Les objets publicitaires « écolos » sont-ils du greenwashing ?

Objet pubs écolos : vraie solution ou énième coup de peinture verte ?

Avec plusieurs incendies incontrôlables à travers le monde, la fonte des glaciers ainsi que des inondations de plus en plus fréquentes, la protection de l’environnement devient une nécessité. De plus en plus d’entreprises font de la protection de l’environnement un atout marketing efficace. Mais cette stratégie marketing est-elle réellement écologique ? Est-ce que cela concerne également les objets publicitaires « écolos ». 

Définition du Greenwashing

Ce terme anglais est une combinaison de deux mots : green, la couleur verte qui est emblématique de la cause environnementale et whitewashing, qui désigne une technique de blanchiment à la chaux. Ainsi, ce terme marketing désigne le fait de travestir ou se rendre « plus verte » une entreprise qui n’est aucunement green en réalité. Selon l’organisation CorpWatch, le greenwashing désigne le comportement des entreprises nocives sur le plan social ou environnemental qui tentent de préserver et étendre leurs marchés en se présentant comme des amis de l’environnement et des leaders dans le combat pour éradiquer la pauvreté. Le terme français synonyme du greenwashing est l’écoblanchissement. Ce terme est apparu dès 1989, ce qui démontre que cette pratique n’est en aucun cas récente. Enfin, les deux principaux acteurs de la lutte contre le Greenwashing en France sont l’ARPP, ou l’Autorité de Régularisation Professionnelle de la Publicité, et l’Ademe ou Agence De l’Environnement et de la Maîtrise de l’Énergie.  

Les méthodes utilisées par les entreprises adeptes du Greenwashing

Certaines entreprises misent sur des spots publicitaires qui mettent en avant des arguments écologiques, sans pour autant donner des informations claires et précises sur leurs sites officiels. Ces spots publicitaires sont généralement truffés de commentaires élogieux et écoresponsables, étouffant ainsi le véritable engagement matériel et financier de ces entreprises dans leur lutte pour la préservation de l’environnement. D’autres entreprises optent quant à elle pour des messages visuels sur leurs produits, comme par exemple sur les emballages des produits nettoyant, des insecticides et autres désherbants.
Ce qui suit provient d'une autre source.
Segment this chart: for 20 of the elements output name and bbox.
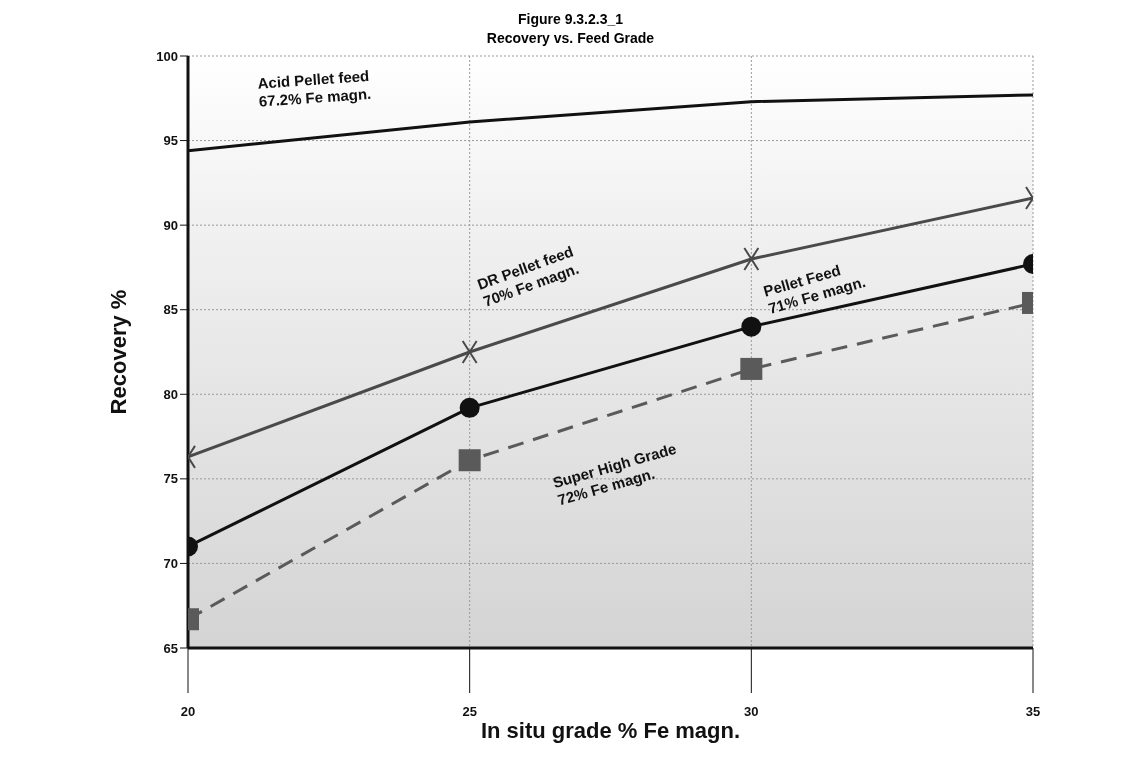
x-tick-label: 20 — [180, 704, 196, 720]
y-tick-label: 90 — [163, 217, 178, 233]
y-axis-title: Recovery % — [105, 289, 131, 415]
y-tick-label: 75 — [163, 471, 178, 487]
text: DR Pellet feed 70% Fe magn. — [474, 242, 581, 310]
series-label: Acid Pellet feed 67.2% Fe magn. — [257, 66, 372, 110]
x-axis-title: In situ grade % Fe magn. — [480, 718, 741, 743]
text: Pellet Feed 71% Fe magn. — [761, 261, 868, 317]
text: Super High Grade 72% Fe magn. — [550, 439, 679, 509]
chart-subtitle: Recovery vs. Feed Grade — [485, 29, 656, 48]
x-tick-label: 30 — [744, 704, 759, 720]
x-tick-label: 25 — [462, 704, 477, 720]
chart-title: Figure 9.3.2.3_1 — [516, 10, 625, 29]
x-tick-label: 35 — [1025, 704, 1041, 720]
y-tick-label: 100 — [156, 48, 178, 64]
y-tick-label: 80 — [163, 386, 178, 402]
y-tick-label: 70 — [163, 556, 178, 572]
y-tick-label: 85 — [163, 302, 178, 318]
y-tick-label: 65 — [163, 640, 178, 656]
y-tick-label: 95 — [163, 133, 178, 149]
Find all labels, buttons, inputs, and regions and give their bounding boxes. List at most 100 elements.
Aussi, d’autres produits comme les rams de papier avec un logo écoresponsable ou contenant la mention « en provenance d’une exploitation forestière écoresponsable » font souvent office d’écran de fumée. 
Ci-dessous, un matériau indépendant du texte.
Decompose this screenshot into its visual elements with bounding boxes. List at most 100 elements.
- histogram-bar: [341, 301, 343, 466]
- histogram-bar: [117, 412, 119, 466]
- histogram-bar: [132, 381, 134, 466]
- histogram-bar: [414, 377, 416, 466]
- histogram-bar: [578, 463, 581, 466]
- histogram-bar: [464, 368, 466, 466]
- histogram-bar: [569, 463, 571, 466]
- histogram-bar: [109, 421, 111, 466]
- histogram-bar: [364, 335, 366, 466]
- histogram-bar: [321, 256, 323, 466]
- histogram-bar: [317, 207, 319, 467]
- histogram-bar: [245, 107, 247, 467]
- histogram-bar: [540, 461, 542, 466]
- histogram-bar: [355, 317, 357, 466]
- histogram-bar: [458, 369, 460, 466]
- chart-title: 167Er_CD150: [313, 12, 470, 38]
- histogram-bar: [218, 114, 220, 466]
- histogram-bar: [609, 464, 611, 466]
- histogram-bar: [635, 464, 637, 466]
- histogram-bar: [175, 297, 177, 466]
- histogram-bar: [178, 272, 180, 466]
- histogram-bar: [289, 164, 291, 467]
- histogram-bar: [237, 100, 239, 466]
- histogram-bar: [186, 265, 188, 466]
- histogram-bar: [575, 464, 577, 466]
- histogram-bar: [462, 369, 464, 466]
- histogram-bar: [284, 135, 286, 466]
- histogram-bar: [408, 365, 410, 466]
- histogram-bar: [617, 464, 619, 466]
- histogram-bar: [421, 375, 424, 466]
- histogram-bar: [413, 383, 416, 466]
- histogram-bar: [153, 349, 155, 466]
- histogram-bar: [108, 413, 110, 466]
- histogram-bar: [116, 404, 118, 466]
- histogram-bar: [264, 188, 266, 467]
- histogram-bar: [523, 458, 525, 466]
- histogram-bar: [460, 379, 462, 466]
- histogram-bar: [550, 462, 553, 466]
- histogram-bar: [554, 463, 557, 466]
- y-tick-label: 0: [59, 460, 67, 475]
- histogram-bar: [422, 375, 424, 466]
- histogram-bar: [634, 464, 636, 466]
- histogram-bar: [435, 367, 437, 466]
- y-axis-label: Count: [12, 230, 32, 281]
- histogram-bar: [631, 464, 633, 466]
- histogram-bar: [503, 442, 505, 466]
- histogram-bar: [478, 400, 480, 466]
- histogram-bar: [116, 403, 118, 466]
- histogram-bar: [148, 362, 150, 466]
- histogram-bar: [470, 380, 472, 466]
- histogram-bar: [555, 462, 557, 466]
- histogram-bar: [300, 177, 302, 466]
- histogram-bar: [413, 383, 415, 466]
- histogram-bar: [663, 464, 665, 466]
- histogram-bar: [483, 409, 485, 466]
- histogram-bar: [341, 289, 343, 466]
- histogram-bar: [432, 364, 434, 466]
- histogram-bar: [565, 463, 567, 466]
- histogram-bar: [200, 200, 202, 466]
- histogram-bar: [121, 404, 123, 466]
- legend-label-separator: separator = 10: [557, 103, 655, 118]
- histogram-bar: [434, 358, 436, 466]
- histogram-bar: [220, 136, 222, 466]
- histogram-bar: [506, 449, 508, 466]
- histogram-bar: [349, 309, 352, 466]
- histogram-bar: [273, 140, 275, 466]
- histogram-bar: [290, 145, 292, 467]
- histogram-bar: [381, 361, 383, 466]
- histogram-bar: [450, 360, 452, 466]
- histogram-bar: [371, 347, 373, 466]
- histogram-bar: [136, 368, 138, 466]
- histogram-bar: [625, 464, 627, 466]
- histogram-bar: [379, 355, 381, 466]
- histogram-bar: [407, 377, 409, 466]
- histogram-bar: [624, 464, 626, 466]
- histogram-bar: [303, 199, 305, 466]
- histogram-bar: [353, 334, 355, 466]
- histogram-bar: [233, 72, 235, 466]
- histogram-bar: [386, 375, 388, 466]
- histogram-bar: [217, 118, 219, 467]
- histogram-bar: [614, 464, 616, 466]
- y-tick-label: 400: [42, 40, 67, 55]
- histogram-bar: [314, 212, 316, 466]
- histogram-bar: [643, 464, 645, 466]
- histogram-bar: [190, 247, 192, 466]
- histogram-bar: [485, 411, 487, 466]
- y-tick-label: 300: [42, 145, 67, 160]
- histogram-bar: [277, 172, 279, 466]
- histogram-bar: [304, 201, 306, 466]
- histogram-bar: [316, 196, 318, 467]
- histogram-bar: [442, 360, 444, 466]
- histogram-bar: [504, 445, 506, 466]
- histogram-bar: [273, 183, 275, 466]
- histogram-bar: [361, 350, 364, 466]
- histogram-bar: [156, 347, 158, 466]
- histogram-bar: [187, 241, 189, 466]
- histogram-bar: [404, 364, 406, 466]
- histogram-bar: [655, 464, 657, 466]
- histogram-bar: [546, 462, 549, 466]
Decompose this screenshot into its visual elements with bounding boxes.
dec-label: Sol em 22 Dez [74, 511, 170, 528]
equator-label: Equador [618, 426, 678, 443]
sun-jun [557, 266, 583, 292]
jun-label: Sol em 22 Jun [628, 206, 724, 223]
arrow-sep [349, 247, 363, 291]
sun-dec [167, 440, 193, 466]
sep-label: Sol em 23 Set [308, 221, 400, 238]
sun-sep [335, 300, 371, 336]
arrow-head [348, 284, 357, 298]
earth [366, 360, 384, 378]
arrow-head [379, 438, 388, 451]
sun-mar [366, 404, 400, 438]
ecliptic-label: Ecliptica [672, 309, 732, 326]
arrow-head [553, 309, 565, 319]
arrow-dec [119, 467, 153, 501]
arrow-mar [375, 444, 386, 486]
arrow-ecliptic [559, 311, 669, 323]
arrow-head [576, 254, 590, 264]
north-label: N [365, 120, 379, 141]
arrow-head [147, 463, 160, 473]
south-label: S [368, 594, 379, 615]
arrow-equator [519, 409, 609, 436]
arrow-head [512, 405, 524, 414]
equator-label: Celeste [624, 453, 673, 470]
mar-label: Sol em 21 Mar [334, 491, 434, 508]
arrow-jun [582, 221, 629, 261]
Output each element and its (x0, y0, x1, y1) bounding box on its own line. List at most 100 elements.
Les goodies écolos sont-ils du greenwashing ?

Avant de répondre à cette question, il est nécessaire de faire quelques recherches auprès des agences et associations qui s’occupent de la protection de l’environnement et de la protection du consommateur. Ces recherches ont pour objectif de mesurer l’empreinte écologique d’une entreprise. Si elle bénéficie d’un score positif, alors la présentation de goodies écolos n’est pas de l’écoblanchiment. Par ailleurs, l’Ademe met en ligne gratuitement un guide anti-greenwashing dans lequel sont expliquées en profondeur les étapes de greenwashing les plus fréquentes et les moyens de s’en prévenir. Enfin, il est nécessaire de préciser que les objets publicitaires sont une pratique publicitaire aujourd’hui remise en question d’un point de vue écologique mais peu quant à son efficacité.

Pour répondre à la question de départ, les goodies écolos peuvent devenir des outils de greenwashing si la marque productrice n’est pas particulièrement vigilante auprès de ses fournisseurs.  Si à la présentation du goodies, une entreprise vante l’utilisation de matières recyclables pour la fabrication de l’objet sans proposer un moyen de vérifier ses dires, c’est qu’il s’agit probablement d’écoblanchiment. Si par contre, il est possible de retracer la provenance ainsi que l’impact écologique de la fabrication d’un goodies, le risque d’écoblanchiment est réduit. 

Des réformes attendues 

De plus en plus d’associations voient le jour pour lutter contre ce phénomène nuisible, pour ne citer que l’Association Pour une Communication plus responsable. Puisqu’actuellement aucune loi en France ne sanctionne directement, ou du moins sévèrement les auteurs d’écoblanchiment, ces associations effectuent des sensibilisations et des actions pour à terme réduire au maximum l’auto-régulation du secteur de la publicité. L’objectif est d’imposer des normes environnementales aux professionnels de la communication. Une fois ces normes appliquées par tous les acteurs de la communication, la fraude environnementale que représente l’écoblanchiment sera complètement éradiquée en France. Une conscience commune réellement écoresponsable viendra ainsi soutenir ces efforts d’innombrables associations de protection de l’environnement.